Forum OpenACS Q&A: Re: Using Pound for loadbalancing on three Public IPs

Collapse
2: Re: Using Pound for loadbalancing on three Public IPs (response to 1)
Posted by Gustaf Neumann on 07/05/07 10:48 AM
If i understand correctly, you want to run a "reverse" reverse proxy configuration (i.e. a failsafe proxy configuration). In the HTTP case, when your internal clients connect to 192.168.0.10:80, they will be redirected to some random provider server on port 80. But what happens there? Most probably, your internal clients will see randomly one of the three providers homepages, which is not what you want.

It should be possible to configure pound as a ordinary proxy in your clients and let pound connect to one the proxies of the three providers (most likely on a port different to 80). This could work, but we use pound only in the true reverse case.

not sure, if this helps.
-gustaf

Collapse
3: Re: Using Pound for loadbalancing on three Public IPs (response to 2)
Posted by Vinod VB on 07/06/07 04:41 AM
Thank you Gustaf Neumann. Your reply was really helpful and based on it, I redesigned my net configuration for failsafe working using Pound & Squid which is given below.
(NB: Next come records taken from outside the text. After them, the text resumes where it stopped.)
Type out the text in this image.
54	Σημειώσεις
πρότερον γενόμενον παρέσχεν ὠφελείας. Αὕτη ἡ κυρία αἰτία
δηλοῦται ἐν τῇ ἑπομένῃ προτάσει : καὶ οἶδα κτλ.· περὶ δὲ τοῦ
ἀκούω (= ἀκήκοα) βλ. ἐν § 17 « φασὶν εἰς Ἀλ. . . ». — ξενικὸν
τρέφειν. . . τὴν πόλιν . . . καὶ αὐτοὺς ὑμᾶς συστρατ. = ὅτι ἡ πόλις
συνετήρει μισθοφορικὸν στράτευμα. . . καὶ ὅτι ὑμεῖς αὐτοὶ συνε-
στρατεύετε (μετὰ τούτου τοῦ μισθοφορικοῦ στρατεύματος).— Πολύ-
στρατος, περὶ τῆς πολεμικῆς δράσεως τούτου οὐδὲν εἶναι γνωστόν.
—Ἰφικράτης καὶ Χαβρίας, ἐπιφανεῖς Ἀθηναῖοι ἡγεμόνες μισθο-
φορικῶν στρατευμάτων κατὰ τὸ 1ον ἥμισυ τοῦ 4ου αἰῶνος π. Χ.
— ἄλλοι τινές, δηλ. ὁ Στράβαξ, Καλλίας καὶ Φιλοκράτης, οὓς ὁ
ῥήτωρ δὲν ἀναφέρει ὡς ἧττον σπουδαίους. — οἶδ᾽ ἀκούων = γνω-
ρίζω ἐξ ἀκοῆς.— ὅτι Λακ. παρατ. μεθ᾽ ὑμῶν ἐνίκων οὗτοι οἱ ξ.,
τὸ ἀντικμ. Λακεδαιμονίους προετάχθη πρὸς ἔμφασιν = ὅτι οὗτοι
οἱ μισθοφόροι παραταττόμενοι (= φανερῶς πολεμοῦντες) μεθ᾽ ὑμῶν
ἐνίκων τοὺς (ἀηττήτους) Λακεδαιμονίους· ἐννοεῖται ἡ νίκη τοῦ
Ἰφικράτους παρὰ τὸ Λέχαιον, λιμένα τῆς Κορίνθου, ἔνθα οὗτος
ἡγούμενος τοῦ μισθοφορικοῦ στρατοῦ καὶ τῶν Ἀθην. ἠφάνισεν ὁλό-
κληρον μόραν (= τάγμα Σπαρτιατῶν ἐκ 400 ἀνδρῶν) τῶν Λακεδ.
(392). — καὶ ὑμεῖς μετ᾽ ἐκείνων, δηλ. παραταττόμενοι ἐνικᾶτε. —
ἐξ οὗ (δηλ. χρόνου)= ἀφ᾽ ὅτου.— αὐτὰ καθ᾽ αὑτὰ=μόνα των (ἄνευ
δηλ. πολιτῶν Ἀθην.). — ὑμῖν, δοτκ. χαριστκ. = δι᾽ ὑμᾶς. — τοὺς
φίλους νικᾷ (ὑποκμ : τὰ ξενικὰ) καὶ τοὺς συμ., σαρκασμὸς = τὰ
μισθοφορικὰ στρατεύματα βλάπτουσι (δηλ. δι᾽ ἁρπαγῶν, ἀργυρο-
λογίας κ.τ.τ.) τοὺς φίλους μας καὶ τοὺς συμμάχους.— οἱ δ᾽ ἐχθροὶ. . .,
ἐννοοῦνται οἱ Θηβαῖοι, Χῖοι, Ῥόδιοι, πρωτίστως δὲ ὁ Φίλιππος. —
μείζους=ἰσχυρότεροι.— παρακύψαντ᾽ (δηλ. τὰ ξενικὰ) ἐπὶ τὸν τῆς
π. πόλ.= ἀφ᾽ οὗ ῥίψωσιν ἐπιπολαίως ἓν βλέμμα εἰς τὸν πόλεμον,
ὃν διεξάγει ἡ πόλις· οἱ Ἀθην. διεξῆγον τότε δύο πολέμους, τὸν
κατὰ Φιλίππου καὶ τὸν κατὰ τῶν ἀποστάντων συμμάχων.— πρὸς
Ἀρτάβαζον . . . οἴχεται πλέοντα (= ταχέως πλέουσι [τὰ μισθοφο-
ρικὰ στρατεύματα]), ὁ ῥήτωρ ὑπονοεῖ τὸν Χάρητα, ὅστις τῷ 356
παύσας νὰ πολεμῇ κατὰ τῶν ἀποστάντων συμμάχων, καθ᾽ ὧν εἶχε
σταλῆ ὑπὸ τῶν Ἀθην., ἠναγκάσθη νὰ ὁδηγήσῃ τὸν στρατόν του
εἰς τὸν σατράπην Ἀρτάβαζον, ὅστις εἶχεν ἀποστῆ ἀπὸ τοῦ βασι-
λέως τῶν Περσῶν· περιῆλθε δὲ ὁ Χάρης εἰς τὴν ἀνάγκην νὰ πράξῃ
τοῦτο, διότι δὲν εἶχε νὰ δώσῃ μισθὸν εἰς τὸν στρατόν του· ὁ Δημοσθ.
Public IPs ( Gateways from three different ISPs)

1) 63.34.54.67
2) 56.34.67.23
3) 62.45.67.34

I configure Squid on each gateway server as Proxy.

SERVER1: NIC1 - 63.34.54.67, NIC2 - 192.168.0.10, Squid listen on 192.168.0.10:8080 and use public IP 63.34.54.67.

SERVER2: NIC1 - 56.34.67.23, NIC2 - 192.168.0.20, Squid listen on 192.168.0.20:8080 and use public IP 56.34.67.23.

SERVER3: NIC1 - 62.45.67.34, NIC2 - 192.168.0.30, Squid listen on 192.168.0.30:8080 and use public IP 62.45.67.34.

Now, I configure Pound on SERVER4, IP 192.168.0.40, and all clients connect to that IP 192.168.0.40.

ListenHTTP
Address 192.168.0.40
Port 80

Service
BackEnd
Address 192.168.0.10
Port 8080
End
End

Service
BackEnd
Address 192.168.0.20
Port 8080
End
End
Service
BackEnd
Address 192.168.0.30
Port 8080
End
End
End

Do you think it is workable configuration? Will it keep all connections from clients to internet, including ssl & RDP sections, alive even if the Gateway through which it is connected currently fails? Please help.